If you have requirements to make it beautiful — so I guess AI will make it work not bad, because you don't set it requirements you don't have the requirements to set. At the end of the day, if you do know the requirements, specify that requirement. If you by yourself do not know the requirement, or are not sure that you know the best practice that will match the desired application — do not specify it. AI will do that much better than you can. I mean, on average.
That's what I saw, and I want to stress that I'm talking only about the best models right now — Opus 4.6. I did have some experience at the same time with Sonnet, and it really can break the dependencies. And also Cursor Composer-1 also can break dependencies, and it's true for other models, but not for Opus in my spectrum of tasks.

Ziv Kfir • Feb 21

From your comment, Lev, I believe you disagree on the architecture phase, right?
Well, let's agree to disagree. I will elaborate,
First, the architecture phase was done together with the AI.
Second, the architecture avoids drift, and this is super important. I have pasted a few examples where the AI implementation was of the ask. Still, it is possible to mitigate those with another prompt; however, having an aligned architecture enables running to completion.

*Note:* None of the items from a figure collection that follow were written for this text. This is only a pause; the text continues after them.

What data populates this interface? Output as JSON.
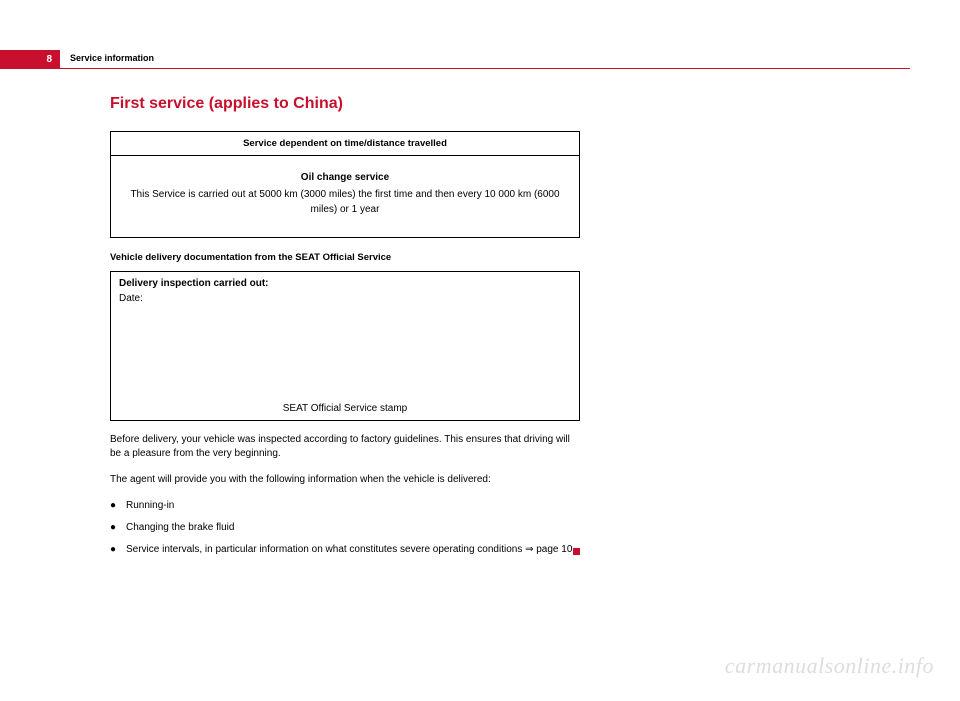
{
  "header": {
    "page_number": "8",
    "section": "Service information",
    "rule_color": "#c8102e",
    "badge_bg": "#c8102e",
    "badge_fg": "#ffffff"
  },
  "heading": {
    "text": "First service (applies to China)",
    "color": "#c8102e"
  },
  "service_table": {
    "header": "Service dependent on time/distance travelled",
    "row_title": "Oil change service",
    "row_body": "This Service is carried out at 5000 km (3000 miles) the first time and then every 10 000 km (6000 miles) or 1 year"
  },
  "delivery": {
    "subhead": "Vehicle delivery documentation from the SEAT Official Service",
    "box_title": "Delivery inspection carried out:",
    "date_label": "Date:",
    "stamp_label": "SEAT Official Service stamp"
  },
  "paragraphs": {
    "p1": "Before delivery, your vehicle was inspected according to factory guidelines. This ensures that driving will be a pleasure from the very beginning.",
    "p2": "The agent will provide you with the following information when the vehicle is delivered:"
  },
  "bullets": [
    "Running-in",
    "Changing the brake fluid",
    "Service intervals, in particular information on what constitutes severe operating conditions ⇒ page 10"
  ],
  "watermark": "carmanualsonline.info"
}
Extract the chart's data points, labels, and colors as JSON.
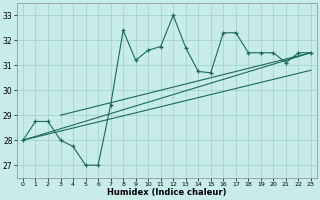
{
  "xlabel": "Humidex (Indice chaleur)",
  "ylabel": "",
  "background_color": "#c8ecea",
  "line_color": "#1a6b5a",
  "xlim": [
    -0.5,
    23.5
  ],
  "ylim": [
    26.5,
    33.5
  ],
  "yticks": [
    27,
    28,
    29,
    30,
    31,
    32,
    33
  ],
  "xticks": [
    0,
    1,
    2,
    3,
    4,
    5,
    6,
    7,
    8,
    9,
    10,
    11,
    12,
    13,
    14,
    15,
    16,
    17,
    18,
    19,
    20,
    21,
    22,
    23
  ],
  "jagged_x": [
    0,
    1,
    2,
    3,
    4,
    5,
    6,
    7,
    8,
    9,
    10,
    11,
    12,
    13,
    14,
    15,
    16,
    17,
    18,
    19,
    20,
    21,
    22,
    23
  ],
  "jagged_y": [
    28.0,
    28.75,
    28.75,
    28.0,
    27.75,
    27.0,
    27.0,
    29.4,
    32.4,
    31.2,
    31.6,
    31.75,
    33.0,
    31.7,
    30.75,
    30.7,
    32.3,
    32.3,
    31.5,
    31.5,
    31.5,
    31.1,
    31.5,
    31.5
  ],
  "line1_x": [
    0,
    23
  ],
  "line1_y": [
    28.0,
    31.5
  ],
  "line2_x": [
    0,
    23
  ],
  "line2_y": [
    28.0,
    30.8
  ],
  "line3_x": [
    3,
    23
  ],
  "line3_y": [
    29.0,
    31.5
  ]
}
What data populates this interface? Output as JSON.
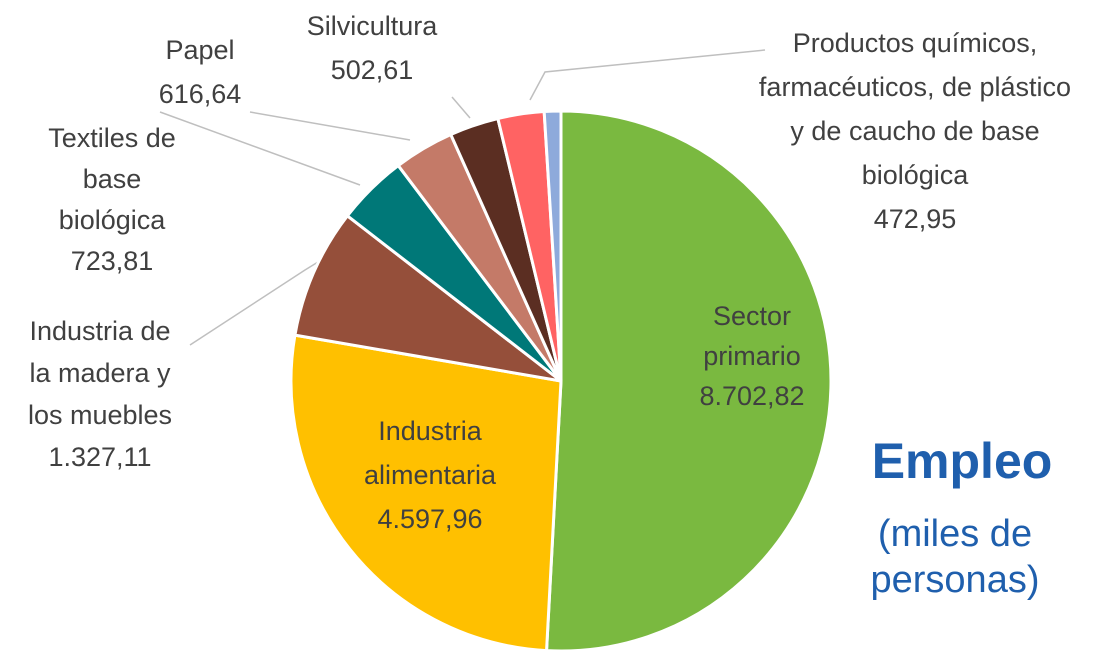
{
  "chart_data": {
    "type": "pie",
    "title": "Empleo",
    "subtitle": "(miles de personas)",
    "categories": [
      "Sector primario",
      "Industria alimentaria",
      "Industria de la madera y los muebles",
      "Textiles de base biológica",
      "Papel",
      "Silvicultura",
      "Productos químicos, farmacéuticos, de plástico y de caucho de base biológica",
      null
    ],
    "values": [
      8702.82,
      4597.96,
      1327.11,
      723.81,
      616.64,
      502.61,
      472.95,
      170
    ],
    "value_labels": [
      "8.702,82",
      "4.597,96",
      "1.327,11",
      "723,81",
      "616,64",
      "502,61",
      "472,95",
      null
    ],
    "colors": [
      "#7ab940",
      "#ffc000",
      "#954f3a",
      "#007878",
      "#c47a68",
      "#5b2e22",
      "#ff6363",
      "#8eaadb"
    ]
  }
}
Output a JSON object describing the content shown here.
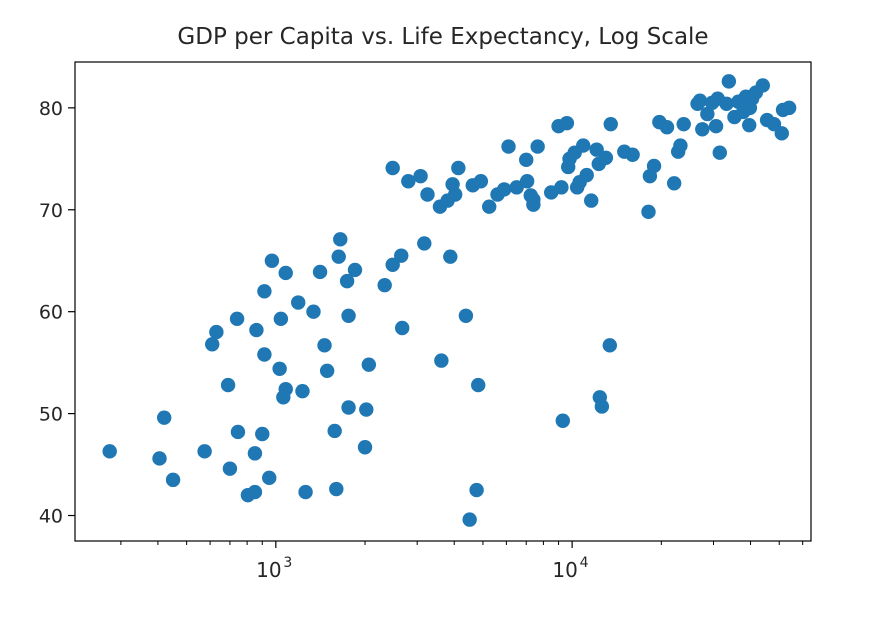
{
  "chart_data": {
    "type": "scatter",
    "title": "GDP per Capita vs. Life Expectancy, Log Scale",
    "xlabel": "",
    "ylabel": "",
    "x_scale": "log",
    "xlim": [
      210,
      64000
    ],
    "ylim": [
      37.5,
      84.5
    ],
    "x_ticks": [
      1000,
      10000
    ],
    "x_tick_labels": [
      {
        "base": "10",
        "exp": "3"
      },
      {
        "base": "10",
        "exp": "4"
      }
    ],
    "y_ticks": [
      40,
      50,
      60,
      70,
      80
    ],
    "y_tick_labels": [
      "40",
      "50",
      "60",
      "70",
      "80"
    ],
    "grid": false,
    "marker_color": "#1f77b4",
    "points": [
      [
        275,
        46.3
      ],
      [
        405,
        45.6
      ],
      [
        420,
        49.6
      ],
      [
        450,
        43.5
      ],
      [
        575,
        46.3
      ],
      [
        610,
        56.8
      ],
      [
        630,
        58
      ],
      [
        690,
        52.8
      ],
      [
        700,
        44.6
      ],
      [
        740,
        59.3
      ],
      [
        745,
        48.2
      ],
      [
        805,
        42
      ],
      [
        850,
        42.3
      ],
      [
        850,
        46.1
      ],
      [
        860,
        58.2
      ],
      [
        900,
        48
      ],
      [
        915,
        55.8
      ],
      [
        915,
        62
      ],
      [
        950,
        43.7
      ],
      [
        970,
        65
      ],
      [
        1030,
        54.4
      ],
      [
        1040,
        59.3
      ],
      [
        1060,
        51.6
      ],
      [
        1080,
        52.4
      ],
      [
        1080,
        63.8
      ],
      [
        1190,
        60.9
      ],
      [
        1230,
        52.2
      ],
      [
        1260,
        42.3
      ],
      [
        1340,
        60
      ],
      [
        1410,
        63.9
      ],
      [
        1460,
        56.7
      ],
      [
        1490,
        54.2
      ],
      [
        1580,
        48.3
      ],
      [
        1600,
        42.6
      ],
      [
        1630,
        65.4
      ],
      [
        1650,
        67.1
      ],
      [
        1740,
        63
      ],
      [
        1760,
        59.6
      ],
      [
        1760,
        50.6
      ],
      [
        1850,
        64.1
      ],
      [
        2000,
        46.7
      ],
      [
        2020,
        50.4
      ],
      [
        2060,
        54.8
      ],
      [
        2330,
        62.6
      ],
      [
        2480,
        64.6
      ],
      [
        2480,
        74.1
      ],
      [
        2650,
        65.5
      ],
      [
        2670,
        58.4
      ],
      [
        2800,
        72.8
      ],
      [
        3080,
        73.3
      ],
      [
        3170,
        66.7
      ],
      [
        3250,
        71.5
      ],
      [
        3580,
        70.3
      ],
      [
        3620,
        55.2
      ],
      [
        3800,
        70.9
      ],
      [
        3880,
        65.4
      ],
      [
        3950,
        72.5
      ],
      [
        4030,
        71.5
      ],
      [
        4130,
        74.1
      ],
      [
        4380,
        59.6
      ],
      [
        4510,
        39.6
      ],
      [
        4620,
        72.4
      ],
      [
        4760,
        42.5
      ],
      [
        4820,
        52.8
      ],
      [
        4920,
        72.8
      ],
      [
        5250,
        70.3
      ],
      [
        5600,
        71.5
      ],
      [
        5900,
        72
      ],
      [
        6100,
        76.2
      ],
      [
        6500,
        72.2
      ],
      [
        7000,
        74.9
      ],
      [
        7050,
        72.8
      ],
      [
        7250,
        71.4
      ],
      [
        7400,
        70.5
      ],
      [
        7400,
        71
      ],
      [
        7650,
        76.2
      ],
      [
        8500,
        71.7
      ],
      [
        9000,
        78.2
      ],
      [
        9200,
        72.2
      ],
      [
        9300,
        49.3
      ],
      [
        9600,
        78.5
      ],
      [
        9700,
        74.2
      ],
      [
        9800,
        75
      ],
      [
        10200,
        75.6
      ],
      [
        10400,
        72.2
      ],
      [
        10600,
        72.7
      ],
      [
        10900,
        76.3
      ],
      [
        11200,
        73.4
      ],
      [
        11600,
        70.9
      ],
      [
        12100,
        75.9
      ],
      [
        12300,
        74.5
      ],
      [
        12400,
        51.6
      ],
      [
        12600,
        50.7
      ],
      [
        13000,
        75.1
      ],
      [
        13400,
        56.7
      ],
      [
        13500,
        78.4
      ],
      [
        15000,
        75.7
      ],
      [
        16000,
        75.4
      ],
      [
        18100,
        69.8
      ],
      [
        18300,
        73.3
      ],
      [
        18900,
        74.3
      ],
      [
        19700,
        78.6
      ],
      [
        20900,
        78.1
      ],
      [
        22100,
        72.6
      ],
      [
        22800,
        75.7
      ],
      [
        23200,
        76.3
      ],
      [
        23800,
        78.4
      ],
      [
        26500,
        80.4
      ],
      [
        27000,
        80.7
      ],
      [
        27500,
        77.9
      ],
      [
        28600,
        79.4
      ],
      [
        29700,
        80.5
      ],
      [
        30600,
        78.2
      ],
      [
        31000,
        80.9
      ],
      [
        31500,
        75.6
      ],
      [
        33200,
        80.4
      ],
      [
        33800,
        82.6
      ],
      [
        35300,
        79.1
      ],
      [
        36400,
        80.6
      ],
      [
        37800,
        79.6
      ],
      [
        38600,
        81.1
      ],
      [
        39600,
        78.3
      ],
      [
        39800,
        80
      ],
      [
        40500,
        80.9
      ],
      [
        41700,
        81.5
      ],
      [
        44000,
        82.2
      ],
      [
        45500,
        78.8
      ],
      [
        48000,
        78.4
      ],
      [
        51000,
        77.5
      ],
      [
        51500,
        79.8
      ],
      [
        54000,
        80
      ]
    ]
  }
}
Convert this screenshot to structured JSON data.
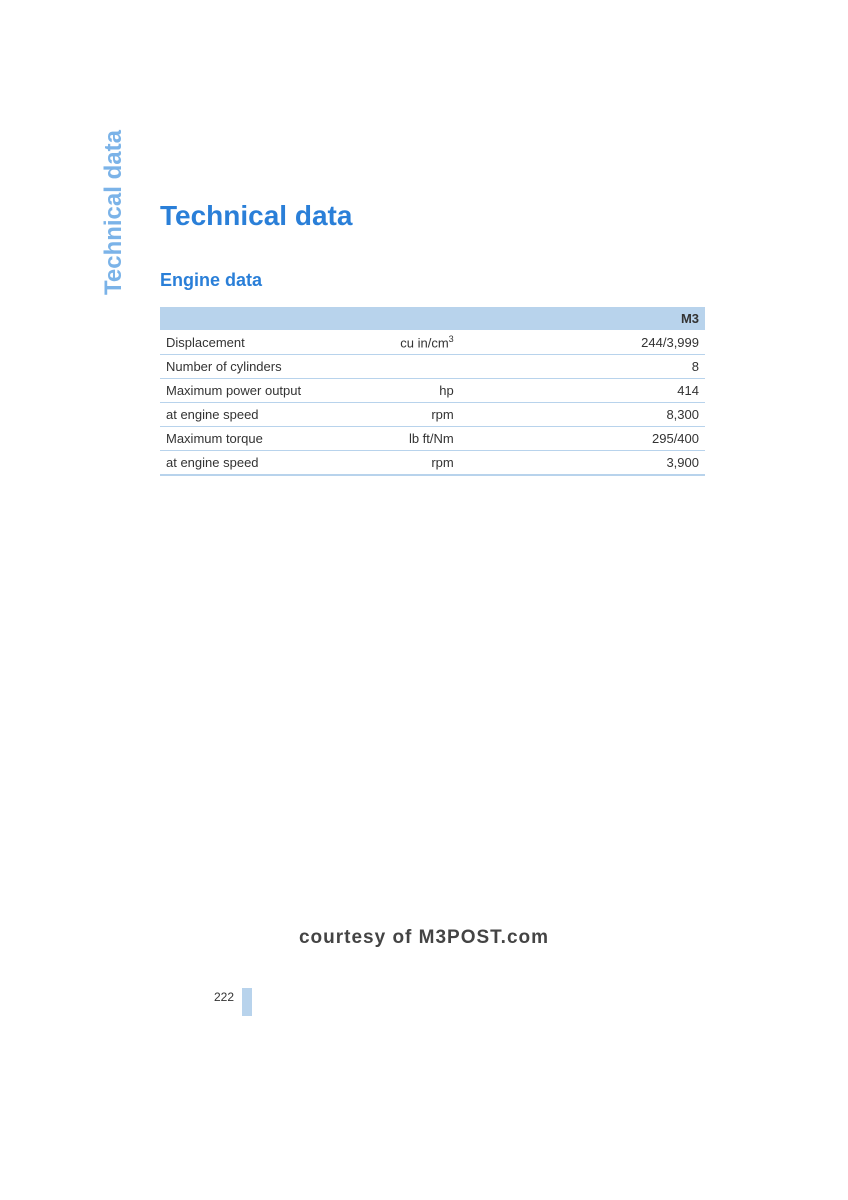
{
  "sidebar": {
    "section_label": "Technical data"
  },
  "main": {
    "title": "Technical data",
    "section_title": "Engine data"
  },
  "table": {
    "header_label": "M3",
    "rows": [
      {
        "label": "Displacement",
        "unit": "cu in/cm³",
        "value": "244/3,999"
      },
      {
        "label": "Number of cylinders",
        "unit": "",
        "value": "8"
      },
      {
        "label": "Maximum power output",
        "unit": "hp",
        "value": "414"
      },
      {
        "label": "at engine speed",
        "unit": "rpm",
        "value": "8,300"
      },
      {
        "label": "Maximum torque",
        "unit": "lb ft/Nm",
        "value": "295/400"
      },
      {
        "label": "at engine speed",
        "unit": "rpm",
        "value": "3,900"
      }
    ]
  },
  "footer": {
    "courtesy": "courtesy of M3POST.com",
    "page_number": "222"
  },
  "styling": {
    "accent_color": "#2a7fd8",
    "light_accent": "#7bb3e8",
    "header_bg": "#b8d3ec",
    "border_color": "#b8d3ec",
    "text_color": "#333333",
    "background_color": "#ffffff",
    "title_fontsize": 28,
    "section_title_fontsize": 18,
    "table_fontsize": 13,
    "courtesy_fontsize": 19
  }
}
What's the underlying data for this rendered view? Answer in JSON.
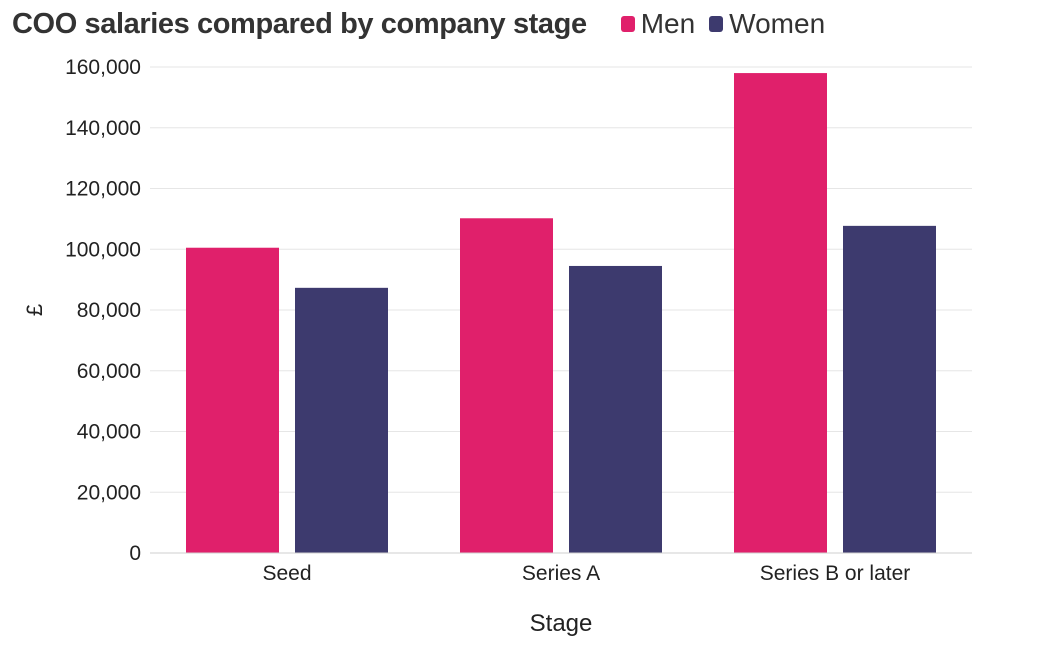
{
  "colors": {
    "men": "#e0206b",
    "women": "#3d3a6e"
  },
  "chart_data": {
    "type": "bar",
    "title": "COO salaries compared by company stage",
    "xlabel": "Stage",
    "ylabel": "£",
    "categories": [
      "Seed",
      "Series A",
      "Series B or later"
    ],
    "series": [
      {
        "name": "Men",
        "values": [
          100500,
          110200,
          158000
        ]
      },
      {
        "name": "Women",
        "values": [
          87300,
          94500,
          107700
        ]
      }
    ],
    "ylim": [
      0,
      160000
    ],
    "yticks": [
      "0",
      "20,000",
      "40,000",
      "60,000",
      "80,000",
      "100,000",
      "120,000",
      "140,000",
      "160,000"
    ],
    "grid": true,
    "legend_position": "top"
  }
}
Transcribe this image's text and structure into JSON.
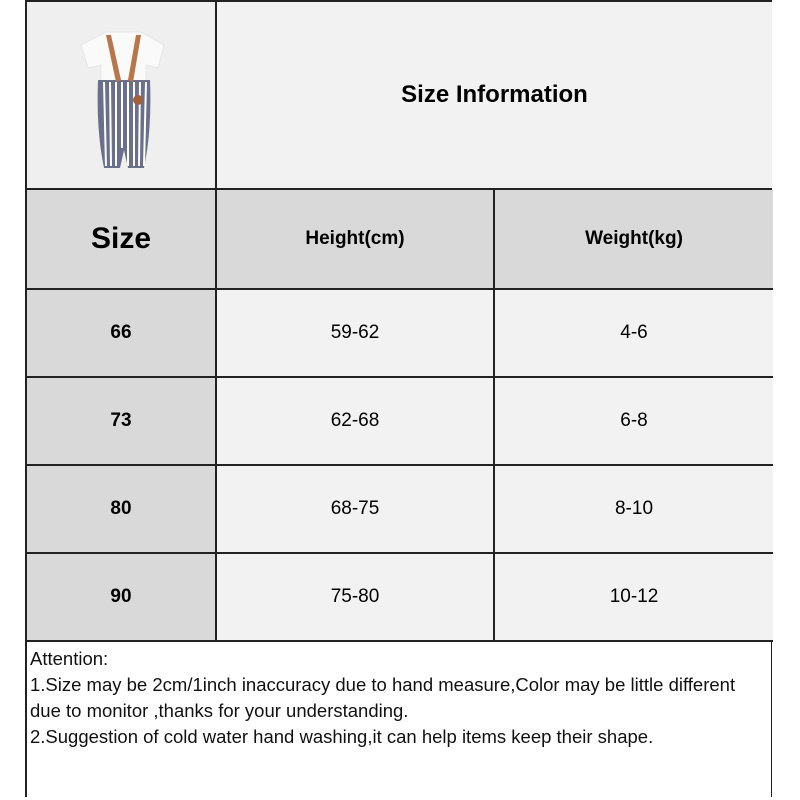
{
  "title": "Size Information",
  "product_image": {
    "icon": "striped-romper-with-suspenders-photo"
  },
  "headers": [
    "Size",
    "Height(cm)",
    "Weight(kg)"
  ],
  "rows": [
    [
      "66",
      "59-62",
      "4-6"
    ],
    [
      "73",
      "62-68",
      "6-8"
    ],
    [
      "80",
      "68-75",
      "8-10"
    ],
    [
      "90",
      "75-80",
      "10-12"
    ]
  ],
  "notes": {
    "heading": "Attention:",
    "lines": [
      "1.Size may be 2cm/1inch inaccuracy due to hand measure,Color may be little different due to monitor ,thanks for your understanding.",
      "2.Suggestion of cold water hand washing,it can help items keep their shape."
    ]
  },
  "colors": {
    "header_gray": "#d9d9d9",
    "cell_light": "#f2f2f2",
    "border": "#222222"
  }
}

Last, it is another checkpoint. Often, humans have a much deeper understanding of their needs than is expressed in requirements, e.g., a vision for the future, and it is, IMO, impossible to write perfect requirements (specs in my terms) up front. In others words, this is a way to debug the requirements together with AI.

So, until now, still trying to improve while running zero-code development for about a year, I am in a position where dark factories should pass through both requirements and architecture checkpoints.
Things might change, there might be other better ideas now or in the future, but meanwhile, two checkpoints (requirements/spec, and architecture) are my way to dark factories.
This outcome with a few tens of the same project dev in a few methods, AI tools, and LLMs.
Although the above, I am continuing to learn and try new approaches and will update when there is a big idea shift.